Achieving eco-friendly breakthrough while innovating with bamboo bl-premium-article-image

Preeti Mehra Updated - February 18, 2023 at 02:40 PM.
IBANSS’ pilot project underway in Uttarakhand

Here is something many plastic manufacturers who want to shift to sustainable alternatives are bound to welcome — a technology that produces granules out of bamboo that can be directly used on plastic-making machines to manufacture compostable products.

As everyone knows, bamboo is a non-wood biomass. Though a renewable resource that is widely grown and is being promoted under the National Bamboo Mission, it has not been commercially exploited as much as it should have been. Now technology may make that possible, giving bamboo growers much more value for their crop.

Noida-based social enterprise Bio Craft Innovation Pvt Ltd, known as IBANSS, has been incubating various technologies in this field with the help of the Indian Institute of Technology-Kanpur. Working along with HDFC Bank CSR, it is seeing interesting results in a pilot that is underway. The company makes bamboo granules and bamboo-based cellulose fibres.

CEO Anubhav Mittal explains, “Bio craft has developed a grafting technology that helps couple a bio polymer with plant fibre. We have designed reaction technology that helps polarise the polymer chains so that it can be made into composite bamboo fibre. In addition, our grafting is done using an organic material, therefore, once the product is discarded and comes in contact with soil, it starts biodegradation due to the presence of graft and bamboo fibre.”

Mittal says the second important technology that has been developed is of mechanically extracting bamboo fibre. “Mechanical pulping is the oldest form of extraction of cellulose from wood or any biomass. What we have improvised in this is that we do not use any water while extraction. It is purely a mechanical process, and is achieved by beating the biomass at a very high rate to generate enough heat and kinetic energy that helps separate cellulose fibres in the wood matrix.”

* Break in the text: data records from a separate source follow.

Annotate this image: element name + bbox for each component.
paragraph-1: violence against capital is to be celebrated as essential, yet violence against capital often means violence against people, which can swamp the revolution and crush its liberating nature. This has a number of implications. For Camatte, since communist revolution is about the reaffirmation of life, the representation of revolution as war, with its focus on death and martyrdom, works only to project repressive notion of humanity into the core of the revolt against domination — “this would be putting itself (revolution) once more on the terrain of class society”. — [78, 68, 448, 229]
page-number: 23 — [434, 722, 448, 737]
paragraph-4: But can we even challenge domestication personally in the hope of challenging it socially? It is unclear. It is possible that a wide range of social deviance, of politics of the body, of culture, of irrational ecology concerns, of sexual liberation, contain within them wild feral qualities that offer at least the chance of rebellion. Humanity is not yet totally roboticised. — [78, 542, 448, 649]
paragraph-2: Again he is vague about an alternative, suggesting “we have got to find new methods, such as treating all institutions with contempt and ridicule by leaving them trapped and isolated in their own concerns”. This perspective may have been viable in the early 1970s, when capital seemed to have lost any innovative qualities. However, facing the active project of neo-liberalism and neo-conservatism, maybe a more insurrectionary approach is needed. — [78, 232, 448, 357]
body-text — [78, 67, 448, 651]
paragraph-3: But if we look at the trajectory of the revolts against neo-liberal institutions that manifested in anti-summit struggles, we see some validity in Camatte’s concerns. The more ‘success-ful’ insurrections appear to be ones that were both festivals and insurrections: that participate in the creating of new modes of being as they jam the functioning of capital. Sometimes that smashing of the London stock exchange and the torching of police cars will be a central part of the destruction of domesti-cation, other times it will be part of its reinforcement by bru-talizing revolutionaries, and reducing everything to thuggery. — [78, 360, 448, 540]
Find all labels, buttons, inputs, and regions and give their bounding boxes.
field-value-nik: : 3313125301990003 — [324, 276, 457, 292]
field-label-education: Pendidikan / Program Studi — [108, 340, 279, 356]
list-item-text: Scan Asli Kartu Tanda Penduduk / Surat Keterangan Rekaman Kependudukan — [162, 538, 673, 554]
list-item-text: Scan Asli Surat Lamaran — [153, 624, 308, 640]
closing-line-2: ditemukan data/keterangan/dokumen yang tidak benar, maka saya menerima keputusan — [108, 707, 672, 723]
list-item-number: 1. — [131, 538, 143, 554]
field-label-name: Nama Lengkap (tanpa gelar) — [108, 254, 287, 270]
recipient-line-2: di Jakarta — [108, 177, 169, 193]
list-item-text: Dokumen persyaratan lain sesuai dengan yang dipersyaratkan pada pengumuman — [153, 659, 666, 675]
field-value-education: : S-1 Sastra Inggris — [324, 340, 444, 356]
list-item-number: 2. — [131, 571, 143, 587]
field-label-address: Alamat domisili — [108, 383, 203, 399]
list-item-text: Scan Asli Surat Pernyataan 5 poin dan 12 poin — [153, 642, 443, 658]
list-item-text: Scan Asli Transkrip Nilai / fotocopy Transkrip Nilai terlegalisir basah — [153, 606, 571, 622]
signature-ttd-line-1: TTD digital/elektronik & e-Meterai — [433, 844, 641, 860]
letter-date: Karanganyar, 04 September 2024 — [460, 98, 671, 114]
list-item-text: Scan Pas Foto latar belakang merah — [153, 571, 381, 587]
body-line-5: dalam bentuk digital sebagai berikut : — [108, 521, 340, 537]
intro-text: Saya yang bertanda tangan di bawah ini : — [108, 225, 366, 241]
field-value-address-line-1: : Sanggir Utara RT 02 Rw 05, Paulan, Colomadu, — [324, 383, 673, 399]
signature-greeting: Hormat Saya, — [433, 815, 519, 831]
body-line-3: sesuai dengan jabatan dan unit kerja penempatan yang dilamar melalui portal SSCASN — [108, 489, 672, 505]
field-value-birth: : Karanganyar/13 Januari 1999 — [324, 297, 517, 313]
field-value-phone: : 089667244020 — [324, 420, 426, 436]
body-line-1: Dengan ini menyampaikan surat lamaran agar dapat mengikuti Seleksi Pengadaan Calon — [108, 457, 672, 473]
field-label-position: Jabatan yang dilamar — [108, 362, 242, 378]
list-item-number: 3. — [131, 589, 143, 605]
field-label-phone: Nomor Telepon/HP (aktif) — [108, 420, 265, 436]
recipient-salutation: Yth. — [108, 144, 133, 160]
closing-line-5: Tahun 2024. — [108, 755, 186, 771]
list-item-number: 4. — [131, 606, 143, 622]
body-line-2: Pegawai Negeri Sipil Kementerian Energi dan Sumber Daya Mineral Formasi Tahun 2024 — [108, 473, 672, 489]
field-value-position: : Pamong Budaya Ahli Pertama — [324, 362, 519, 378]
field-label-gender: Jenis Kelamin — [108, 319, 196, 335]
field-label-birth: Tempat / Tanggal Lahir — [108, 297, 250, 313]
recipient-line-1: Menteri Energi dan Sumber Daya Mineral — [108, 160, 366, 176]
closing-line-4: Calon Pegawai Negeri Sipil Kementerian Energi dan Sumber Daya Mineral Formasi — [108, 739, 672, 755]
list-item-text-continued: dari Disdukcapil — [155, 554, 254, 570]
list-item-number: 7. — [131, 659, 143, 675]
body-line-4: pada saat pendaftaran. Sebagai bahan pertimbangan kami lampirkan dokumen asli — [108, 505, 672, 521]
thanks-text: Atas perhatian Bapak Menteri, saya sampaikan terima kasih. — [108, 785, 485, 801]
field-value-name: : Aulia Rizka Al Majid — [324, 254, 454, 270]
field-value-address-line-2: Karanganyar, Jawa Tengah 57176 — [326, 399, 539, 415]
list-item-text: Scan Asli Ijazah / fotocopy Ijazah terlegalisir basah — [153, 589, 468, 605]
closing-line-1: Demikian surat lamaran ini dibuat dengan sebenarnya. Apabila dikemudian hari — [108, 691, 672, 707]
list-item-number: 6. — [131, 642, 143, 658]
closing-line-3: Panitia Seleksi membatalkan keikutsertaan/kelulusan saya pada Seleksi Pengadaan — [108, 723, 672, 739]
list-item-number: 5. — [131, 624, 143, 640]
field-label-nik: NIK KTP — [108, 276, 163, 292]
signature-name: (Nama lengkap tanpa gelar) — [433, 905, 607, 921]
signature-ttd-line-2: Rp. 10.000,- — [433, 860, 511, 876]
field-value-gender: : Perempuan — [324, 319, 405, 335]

The third important technology is the ability to extract cellulose from any source like bamboo, wood waste, and crop waste, among others. Through this, the company hopes to connect agriculture producers to the plastic industry, “creating a win-win situation but generating sustainable and rewarding industrial demand from the producers”, he says.

Final product

IBANSS was recently recognised by the Marico Innovation Foundation. Its materials can make all kinds of products like tableware and textile material that can be transformed into sustainable sanitary pads, home and kitchen textiles, compostable polyester, nylon fibres and yarn while building a sustainable future for farmers.